Le motif de la recherche du bonheur, dans la pièce, il
m'apparaît essentiellement lié à Sérébriakov et au contre-motif de la
trivialité — ce serait un peu long à développer mais une petite indication
peut-être : avec Tchekhov, il faut toujours faire attention à la première
occurrence du motif. Or, la première occurrence, c'est la grande tirade de
Vania contre Sérébriakov, et l'on a vraiment une insistance :
VANIA. Ce hareng saur vit dans le domaine de sa
première femme, il y vit à contre cœur, parce que, vivre en ville, c'est
au-dessus de ses moyens. Il est toujours à se plaindre de ses malheurs, même si, au fond, en ce qui le concerne, lui, il est
invraisemblablement heureux. (Avec
nervosité.) Mais pense donc, un tel bonheur ! Un fils de petit diacre, un séminariste, qui
se décroche des diplômes, une chaire à l'université, qui devient « Son
Excellence », le gendre d'un sénateur, et ainsi de suite. Peu importe,
d'ailleurs.
Voilà. Le thème est introduit et aussitôt rejeté par
Vania. Ça n'a l'air de rien mais peu importe est un motif clé (notamment dans Les Trois sœurs). Sérébriakov considère que le bonheur lui est dû et
fait le malheur de tous : tout est dit. Mais l'essentiel est ailleurs. Si
mes calculs sont exacts, le mot bonheur apparaît moins de dix fois et
l'adjectif heureux/heureuse moins de dix fois aussi dans la pièce (en revanche,
les variations sur le motif de la beauté donnent une cinquantaine
d'occurrences, dont une quinzaine pour splendide). Ce ne sont que des statistiques approximatives,
mais elles montrent au moins que le thème de la recherche du bonheur est
décalé, et que l'on aurait tort de le traiter sans tenir compte de ce
retrait. C'est d'ailleurs ce qui le rend intéressant.

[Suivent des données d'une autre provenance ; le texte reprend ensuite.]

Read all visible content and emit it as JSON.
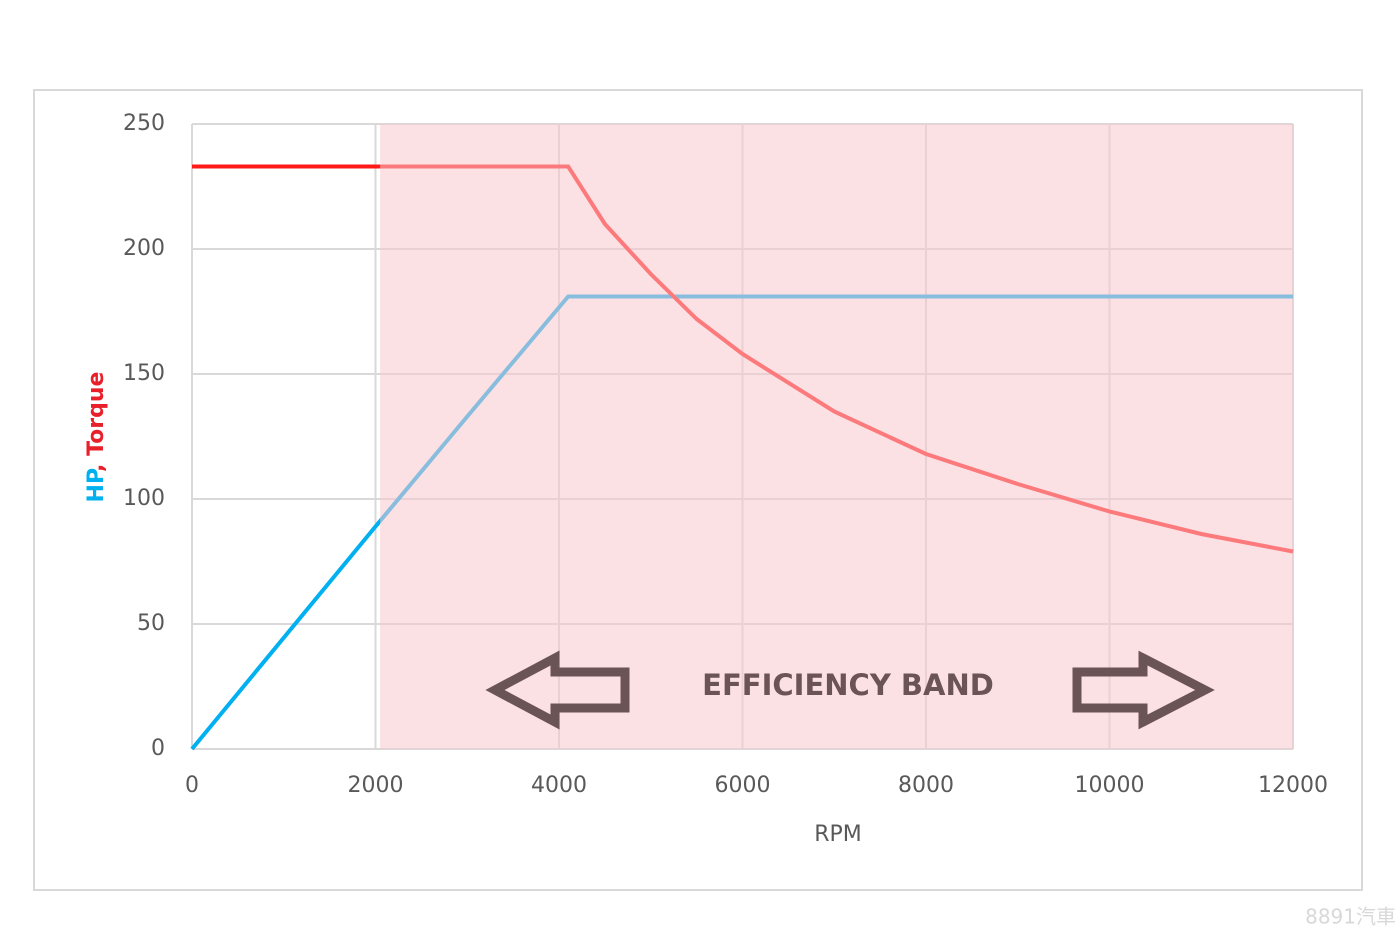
{
  "chart_data": {
    "type": "line",
    "x": [
      0,
      2000,
      3000,
      4100,
      4500,
      5000,
      5500,
      6000,
      7000,
      8000,
      9000,
      10000,
      11000,
      12000
    ],
    "series": [
      {
        "name": "HP",
        "color": "#00b0f0",
        "values": [
          0,
          89,
          133,
          181,
          181,
          181,
          181,
          181,
          181,
          181,
          181,
          181,
          181,
          181
        ]
      },
      {
        "name": "Torque",
        "color": "#ff1a1a",
        "values": [
          233,
          233,
          233,
          233,
          210,
          190,
          172,
          158,
          135,
          118,
          106,
          95,
          86,
          79
        ]
      }
    ],
    "xlim": [
      0,
      12000
    ],
    "xticks": [
      0,
      2000,
      4000,
      6000,
      8000,
      10000,
      12000
    ],
    "ylim": [
      0,
      250
    ],
    "yticks": [
      0,
      50,
      100,
      150,
      200,
      250
    ],
    "x_label": "RPM",
    "y_label_parts": [
      {
        "text": "HP",
        "color": "#00b0f0"
      },
      {
        "text": ", Torque",
        "color": "#e8202a"
      }
    ],
    "grid": true,
    "band": {
      "xlim": [
        2050,
        12000
      ],
      "label": "EFFICIENCY BAND",
      "color": "#f9c8cd"
    },
    "watermark": "8891汽車"
  }
}
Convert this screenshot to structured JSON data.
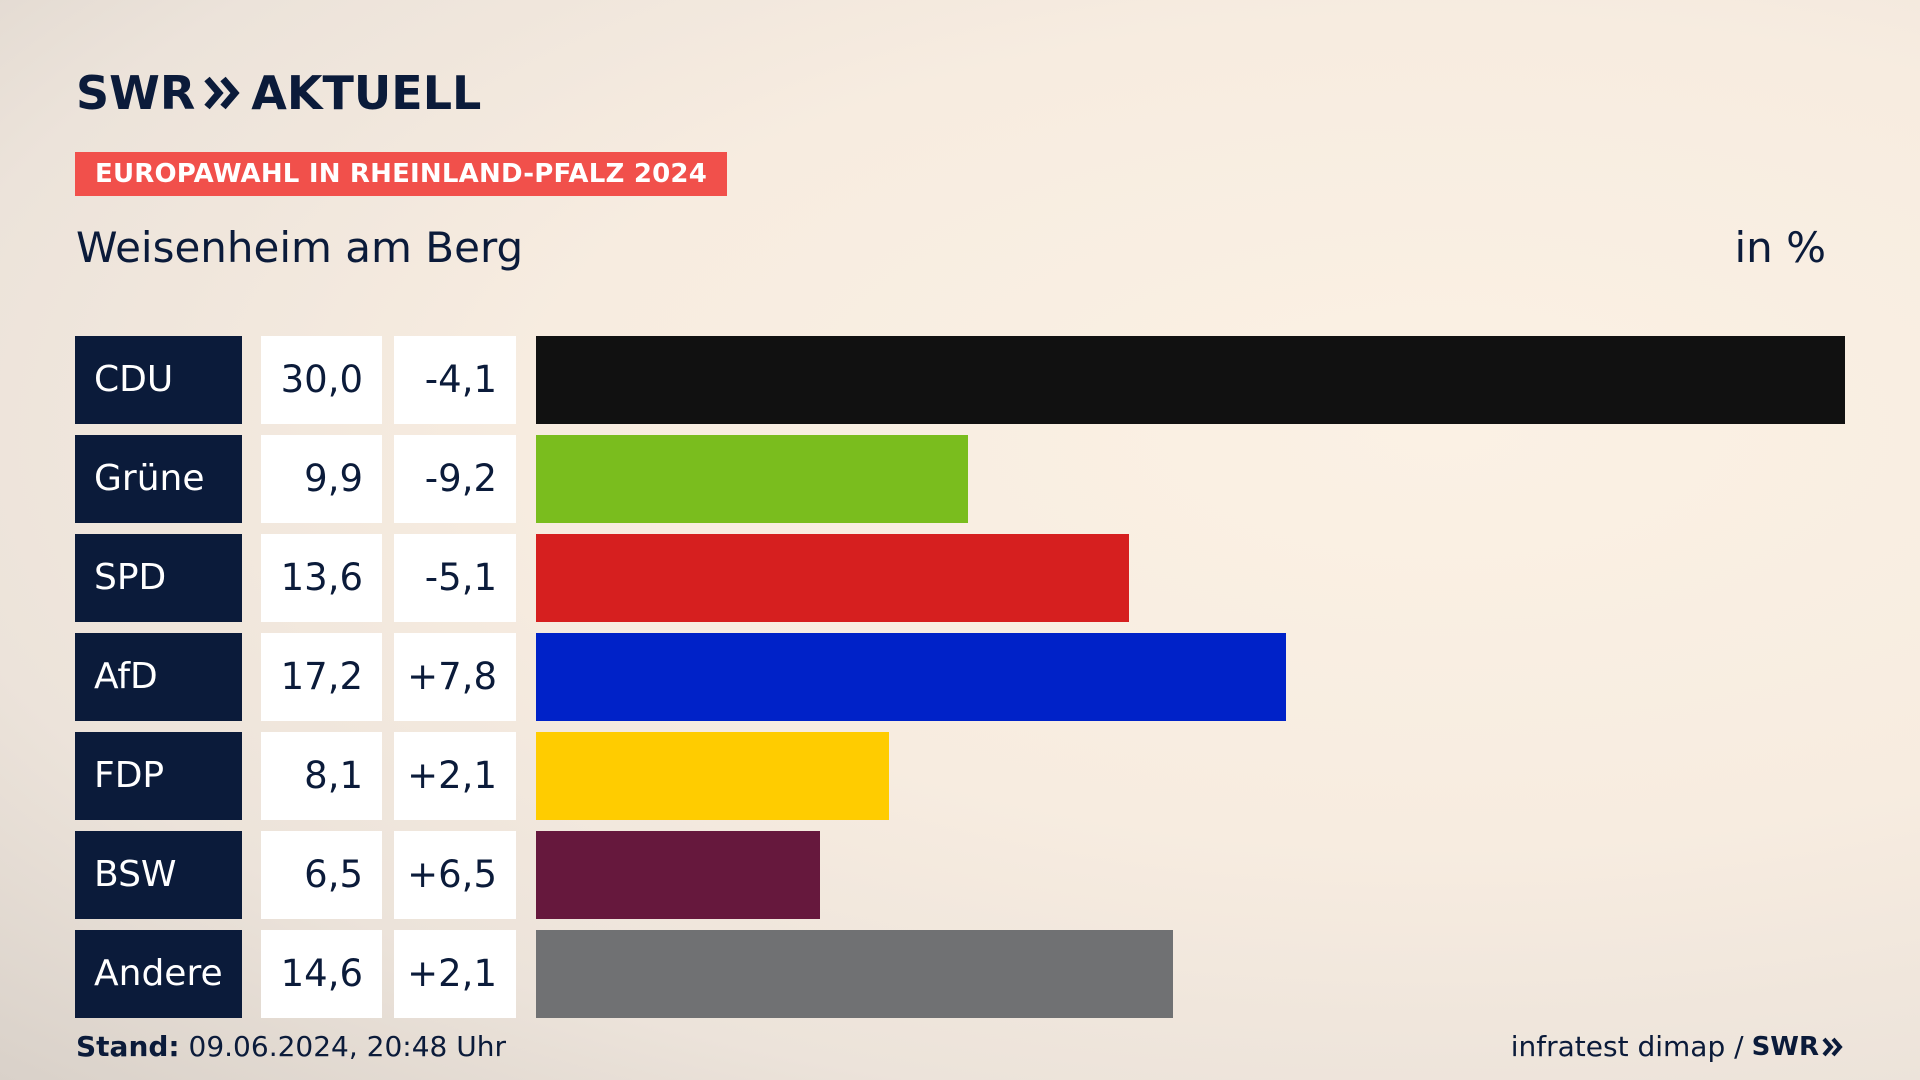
{
  "header": {
    "logo_left": "SWR",
    "logo_right": "AKTUELL",
    "tag": "EUROPAWAHL IN RHEINLAND-PFALZ 2024",
    "subtitle": "Weisenheim am Berg",
    "unit": "in %"
  },
  "colors": {
    "navy": "#0b1b3a",
    "tag_red": "#f1504b"
  },
  "chart_data": {
    "type": "bar",
    "orientation": "horizontal",
    "xlim": [
      0,
      30
    ],
    "rows": [
      {
        "party": "CDU",
        "value": 30.0,
        "value_label": "30,0",
        "diff_label": "-4,1",
        "color": "#111111"
      },
      {
        "party": "Grüne",
        "value": 9.9,
        "value_label": "9,9",
        "diff_label": "-9,2",
        "color": "#7abd1e"
      },
      {
        "party": "SPD",
        "value": 13.6,
        "value_label": "13,6",
        "diff_label": "-5,1",
        "color": "#d61f1f"
      },
      {
        "party": "AfD",
        "value": 17.2,
        "value_label": "17,2",
        "diff_label": "+7,8",
        "color": "#0022c8"
      },
      {
        "party": "FDP",
        "value": 8.1,
        "value_label": "8,1",
        "diff_label": "+2,1",
        "color": "#ffcc00"
      },
      {
        "party": "BSW",
        "value": 6.5,
        "value_label": "6,5",
        "diff_label": "+6,5",
        "color": "#66183d"
      },
      {
        "party": "Andere",
        "value": 14.6,
        "value_label": "14,6",
        "diff_label": "+2,1",
        "color": "#707173"
      }
    ]
  },
  "footer": {
    "stand_label": "Stand:",
    "stand_value": "09.06.2024, 20:48 Uhr",
    "source": "infratest dimap /",
    "brand": "SWR"
  }
}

La première fois que nous avons traduit Oncle Vania, nous nous sommes dit que c'était trop bête, qu'il
suffisait d'un tout petit rien pour que tout se termine bien : qu'un
lutin, comme dans Le Songe d'une nuit d'été, passe par là et, soudain, Éléna se rend compte que
Vania est mille fois mieux que Sérébriakov (en plus, il s'intéresse à la
musique) et elle reste jouer du piano à ses côtés ; Astrov se rend compte
que Sonia est mille fois mieux qu'Éléna (en plus, elle s'intéresse aux forêts)

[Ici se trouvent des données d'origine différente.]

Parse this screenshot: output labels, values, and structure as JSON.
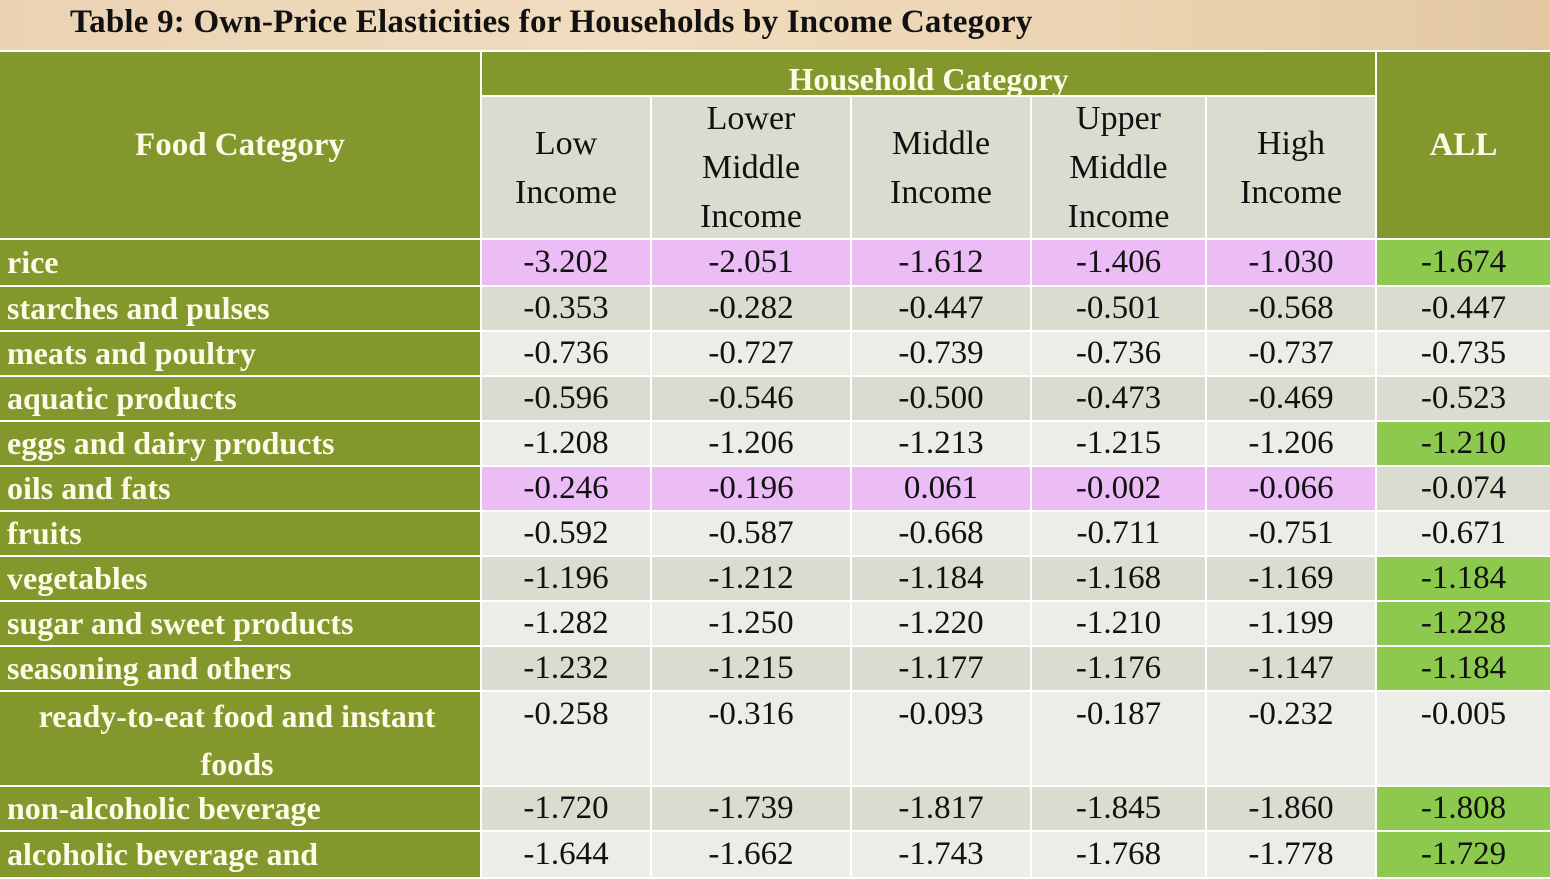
{
  "title": "Table 9: Own-Price Elasticities for Households by Income Category",
  "header": {
    "food_category": "Food Category",
    "household_category": "Household Category",
    "all": "ALL",
    "columns": [
      "Low Income",
      "Lower Middle Income",
      "Middle Income",
      "Upper Middle Income",
      "High Income"
    ]
  },
  "colors": {
    "header_green": "#82972c",
    "highlight_pink": "#ebbcf6",
    "highlight_green": "#8cc94c",
    "row_dark": "#d9dccf",
    "row_light": "#ecede7"
  },
  "rows": [
    {
      "label": "rice",
      "values": [
        "-3.202",
        "-2.051",
        "-1.612",
        "-1.406",
        "-1.030"
      ],
      "all": "-1.674",
      "values_highlight": "pink",
      "all_highlight": "green"
    },
    {
      "label": "starches and pulses",
      "values": [
        "-0.353",
        "-0.282",
        "-0.447",
        "-0.501",
        "-0.568"
      ],
      "all": "-0.447"
    },
    {
      "label": "meats and poultry",
      "values": [
        "-0.736",
        "-0.727",
        "-0.739",
        "-0.736",
        "-0.737"
      ],
      "all": "-0.735"
    },
    {
      "label": "aquatic products",
      "values": [
        "-0.596",
        "-0.546",
        "-0.500",
        "-0.473",
        "-0.469"
      ],
      "all": "-0.523"
    },
    {
      "label": "eggs and dairy products",
      "values": [
        "-1.208",
        "-1.206",
        "-1.213",
        "-1.215",
        "-1.206"
      ],
      "all": "-1.210",
      "all_highlight": "green"
    },
    {
      "label": "oils and fats",
      "values": [
        "-0.246",
        "-0.196",
        "0.061",
        "-0.002",
        "-0.066"
      ],
      "all": "-0.074",
      "values_highlight": "pink"
    },
    {
      "label": "fruits",
      "values": [
        "-0.592",
        "-0.587",
        "-0.668",
        "-0.711",
        "-0.751"
      ],
      "all": "-0.671"
    },
    {
      "label": "vegetables",
      "values": [
        "-1.196",
        "-1.212",
        "-1.184",
        "-1.168",
        "-1.169"
      ],
      "all": "-1.184",
      "all_highlight": "green"
    },
    {
      "label": "sugar and sweet products",
      "values": [
        "-1.282",
        "-1.250",
        "-1.220",
        "-1.210",
        "-1.199"
      ],
      "all": "-1.228",
      "all_highlight": "green"
    },
    {
      "label": "seasoning and others",
      "values": [
        "-1.232",
        "-1.215",
        "-1.177",
        "-1.176",
        "-1.147"
      ],
      "all": "-1.184",
      "all_highlight": "green"
    },
    {
      "label": "ready-to-eat food and instant foods",
      "values": [
        "-0.258",
        "-0.316",
        "-0.093",
        "-0.187",
        "-0.232"
      ],
      "all": "-0.005"
    },
    {
      "label": "non-alcoholic beverage",
      "values": [
        "-1.720",
        "-1.739",
        "-1.817",
        "-1.845",
        "-1.860"
      ],
      "all": "-1.808",
      "all_highlight": "green"
    },
    {
      "label": "alcoholic beverage and",
      "values": [
        "-1.644",
        "-1.662",
        "-1.743",
        "-1.768",
        "-1.778"
      ],
      "all": "-1.729",
      "all_highlight": "green"
    }
  ]
}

et il l'épouse ; la nounou reste manger des nouilles à heure fixe tout en
louant Dieu et en tricotant des chaussons pour leurs bébés, tandis que La
Gaufre joue de la guitare pour endormir les nourrissons. Sérébriakov regagne Moscou ;
contrarié, il perd l'appétit, et, du coup, guérit de sa goutte ;
requinqué, il pond un monumental essai sur la vie et les œuvres du poète
Batiouchkov, ce qui lui vaut des invitations à donner
des conférences à travers toute la Russie : à la fin d'une conférence, il
rencontre une jeune étudiante, éperdue d'admiration, et dotée de douze sœurs,
qui, toutes se mettent à copier les articles qu'il compte rassembler dans ses
œuvres en 72 volumes. Et Maria Vassilievna voue ses dernières années à ce
projet colossal. Voilà ! Le bonheur règne. Et la Révolution éclate.
PIERRE CAMPION. — Tchekhov, alors, ce serait le théâtre
des occasions manquées, telles qu'elles sont données à rêver au spectateur…
FRANÇOISE MORVAN et ANDRÉ MARKOWICZ. — Oui.
PIERRE CAMPION. — Merci pour
ces paroles de traducteurs engagés aussi dans le monde du théâtre.